22222踏 ジュン様より

リクエストテーマ
「ラブラブバカップルディアミリ」


二人は距離をとり、対峙していた。
真剣な眼差しで互いを見ている。
厳かな緊張感に支配されるは、AAの、とある部屋。

「……ミリィ」
「ダメよ、だめ……絶対ダメ」

辛辣な顔で首を横に振るミリアリアに対し、それでもディアッカは訴え続けた。

「ミリアリア」
「そんな顔で見てもダメ! 私にそんなこと、求めないでよ!!」

懇願するディアッカを前に、ミリアリアは悲痛に拒否し続けた。
無理だ。彼の願いを叶えたい気持ちはあるが、それ以上に『出来ない』という思いが先行している。
その気持ちはディアッカも分かる。しかし彼は、あきらめたくなかった。
どうしても叶えたい欲求――

「頼む、ミリィ!」
「いやよ、もー……無茶言わないで!!」
「無茶は承知だけど、それでも俺は、ミリアリアの手料理が食べたいんだあああああ!!」


絶叫とともに、ディアッカは、手にしていた白い布地を突き出した。





情愛のエプロン






「……ひどい」

狭い部屋に反響する声が静まったところで、再び響いたのは抗議のそれ。

「ディアッカ、私が料理嫌いなこと、知ってるじゃない」
「……嫌いじゃないだろ?」
「……苦手だもん」

優しく、諭すようにつぶやくディアッカにおののきながらも、ミリアリアはそっぽを向く。
彼女は別に、料理が嫌いな訳ではない。どちらかと言えば、好きな方だと言えよう。
ならなぜ、ここまで料理に拒絶反応を示すのか――と聞かれれば数日前に起きたとある事件の話をしなくてはならない。

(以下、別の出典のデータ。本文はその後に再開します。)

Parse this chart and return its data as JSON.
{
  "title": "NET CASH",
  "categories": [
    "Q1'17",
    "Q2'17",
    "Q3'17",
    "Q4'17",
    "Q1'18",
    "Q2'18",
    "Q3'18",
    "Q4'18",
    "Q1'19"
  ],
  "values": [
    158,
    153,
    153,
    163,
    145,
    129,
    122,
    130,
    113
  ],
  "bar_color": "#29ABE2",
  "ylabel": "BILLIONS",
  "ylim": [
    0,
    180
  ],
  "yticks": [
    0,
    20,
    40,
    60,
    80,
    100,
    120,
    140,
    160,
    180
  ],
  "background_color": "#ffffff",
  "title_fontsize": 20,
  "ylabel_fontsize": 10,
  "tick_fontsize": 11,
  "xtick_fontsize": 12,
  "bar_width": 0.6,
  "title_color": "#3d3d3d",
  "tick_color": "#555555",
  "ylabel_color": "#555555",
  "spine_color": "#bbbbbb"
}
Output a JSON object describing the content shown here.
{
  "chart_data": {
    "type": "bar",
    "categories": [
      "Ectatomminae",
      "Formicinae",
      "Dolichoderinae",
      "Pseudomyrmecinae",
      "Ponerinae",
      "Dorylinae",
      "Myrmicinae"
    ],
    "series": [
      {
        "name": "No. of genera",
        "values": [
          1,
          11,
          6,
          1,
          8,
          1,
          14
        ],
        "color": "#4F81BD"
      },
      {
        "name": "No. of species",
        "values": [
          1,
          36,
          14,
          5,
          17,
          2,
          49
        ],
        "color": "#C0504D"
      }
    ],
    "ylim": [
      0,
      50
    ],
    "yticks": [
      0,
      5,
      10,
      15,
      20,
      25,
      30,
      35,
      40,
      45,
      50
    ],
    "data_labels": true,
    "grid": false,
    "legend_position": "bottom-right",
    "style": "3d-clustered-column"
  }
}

数日前、彼女は料理を作ろうとした。AAのキッチンは家のものと違い、大掛かりな設備が多く、特に業務用のコンロや鍋等は使ったことすらないのである。
でも彼女は……一応、厨房の若頭に立ち会ってもらって、簡単な夜食を作ろうとしたのだが……それでも、失敗するときは失敗する。火力の調整を間違え、作っていた夜食は炭火と化してしまった。


以降『料理』は、ミリアリアのトラウマとなっている。